Relevant legislative provisions
Income Tax Assessment Act 1997 Division 30
Income Tax Assessment Act 1997 Division 50
Income Tax Assessment Act 1997 Section 104-215
Income Tax Assessment Act 1997 Section 118-60
Income Tax Assessment Act 1997 Section 128-10
Reasons for decision
Capital gains tax - asset passing to a tax-advantaged entity
When a person dies, any capital gain or loss made by them in respect of a capital gains tax (CGT) asset they owned just before dying is disregarded, unless CGT event K3 applies.

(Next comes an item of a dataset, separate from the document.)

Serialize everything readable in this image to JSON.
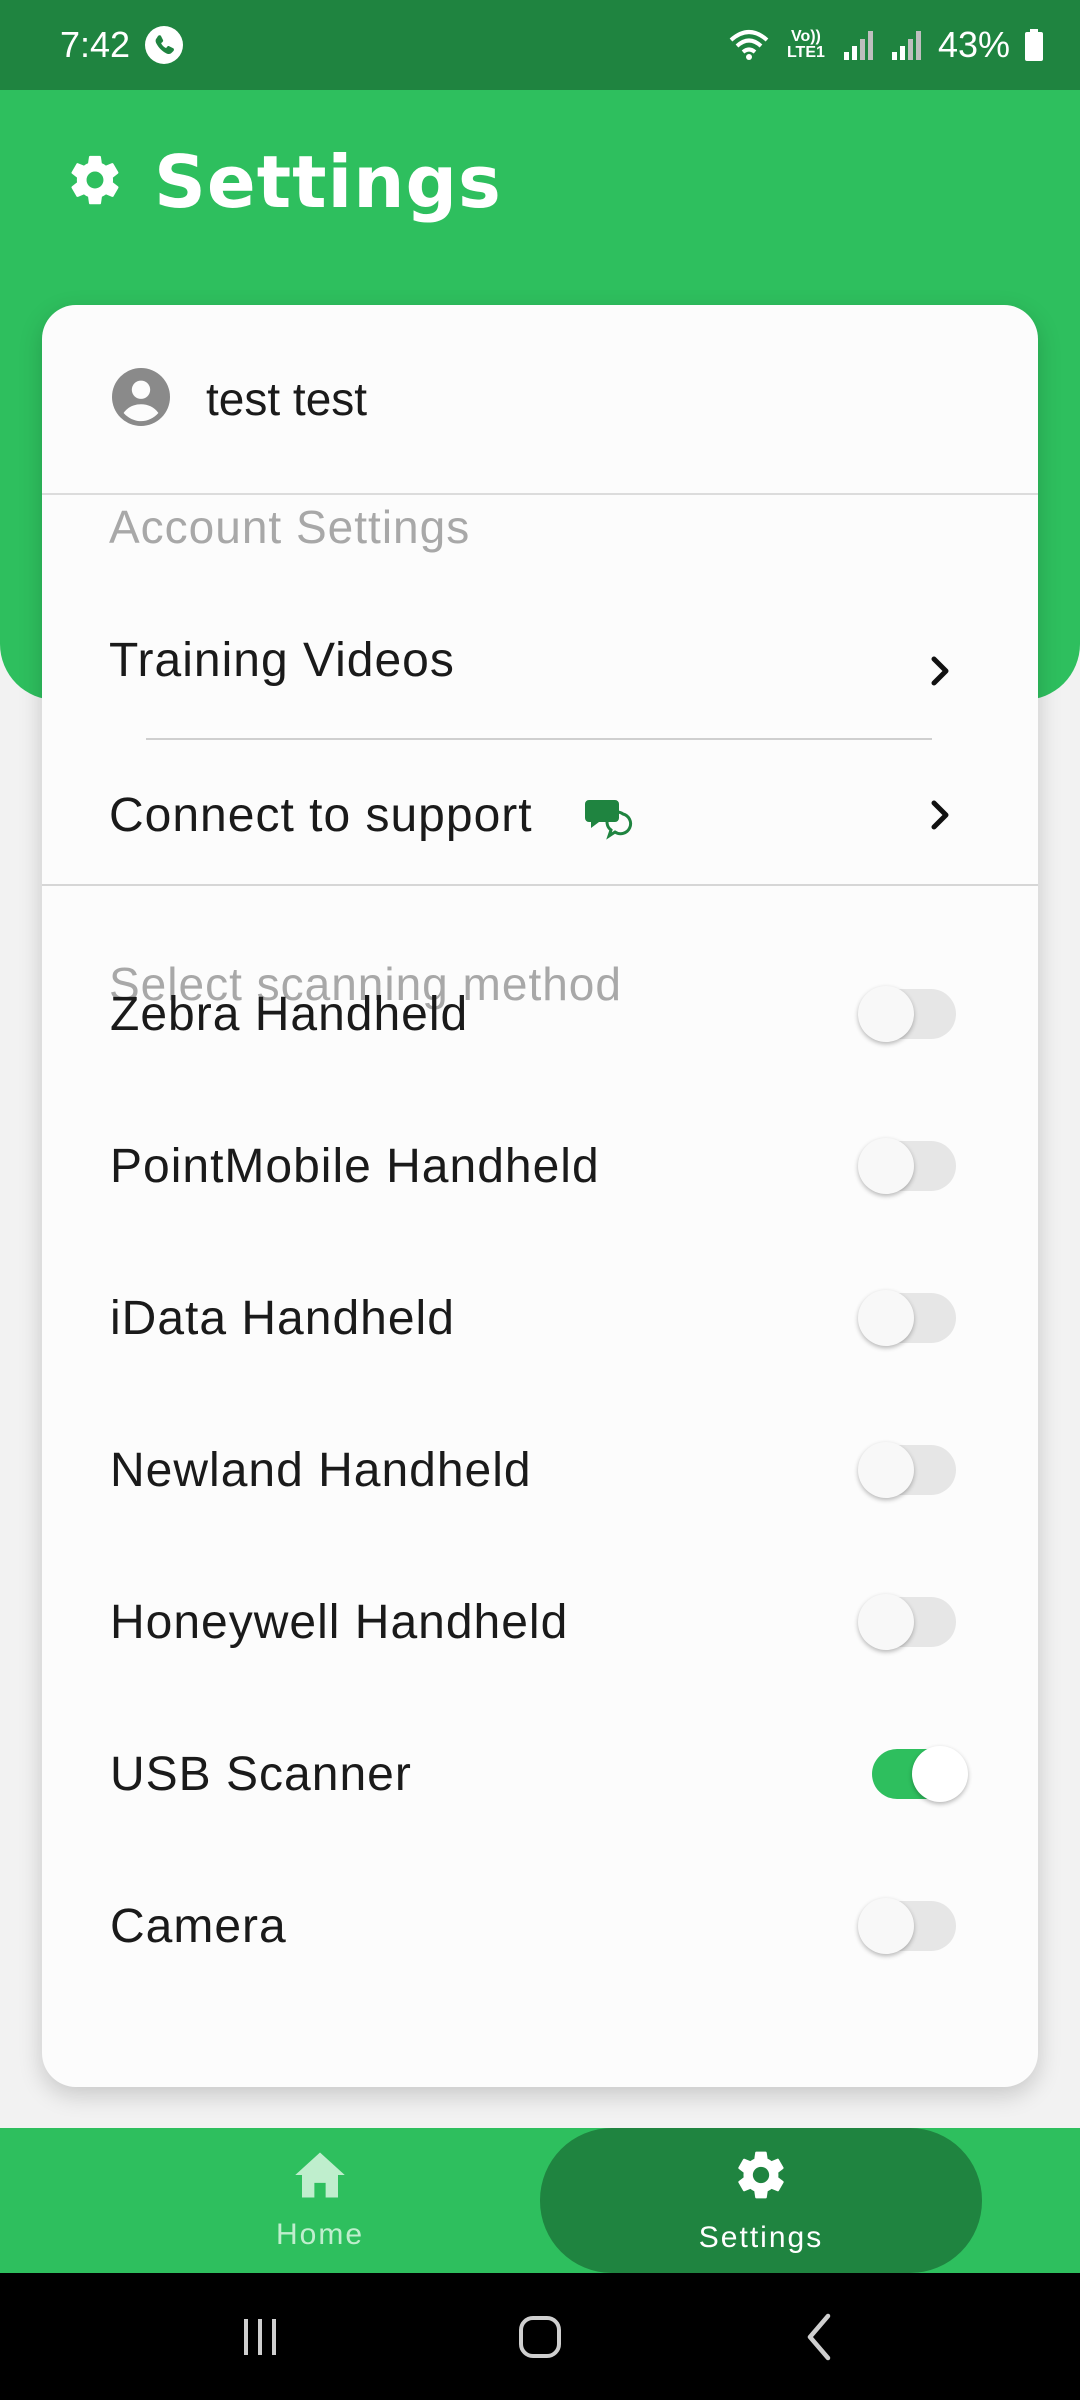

CGT event K3 in section 104-215 of the ITAA 1997 happens if a CGT asset owned by a deceased person just before they die passes to a beneficiary in their estate that, when the asset passes, is an exempt entity. Under subsection 104-215(3) of the ITAA 1997, CGT event K3 is taken to happen just before the deceased's death.
An exempt entity is one whose ordinary and statutory income is exempt from income tax because of Division 50 of the ITAA 1997 as defined in subsection 995-1(1) of the ITAA 1997.
Under subsection 118-60(1) of the ITAA 1997, a capital gain or loss made from a testamentary gift of property is disregarded if the gift would have been deductible under section 30-15 of the ITAA 1997 had it not been a testamentary gift.
Subsection 30-15(1) of the ITAA 1997 provides that entities can deduct a gift in the situations set out in the table in section 30-15 of the ITAA 1997. Item 1 of the table sets out one of the situations in which a gift can be deducted. Under that item a gift of property must:
• be made to a deductible DGR that is in Australia
• satisfy any gift conditions affecting the type of deductible gifts the recipient can receive; and
• be property that is covered by one of the listed gift types.
Application to your situation
CGT event K3 will happen in this case when the Deceased's assets pass from the Deceased Estate to Organisation A and Organisation B, who are both exempt entities and DGRs. The time of the CGT event was just before the Deceased passed away.
The Deceased would have been entitled to a deduction for the gift of their assets to Organisation A and Organisation B had a gift been made to either of them during their lifetime.
Therefore, any capital gains or losses made from CGT event K3 happening are disregarded when the Deceased's assets pass to Organisation A and Organisation B in accordance with the Deceased's Will under subsection 118-60(1) of the ITAA 1997.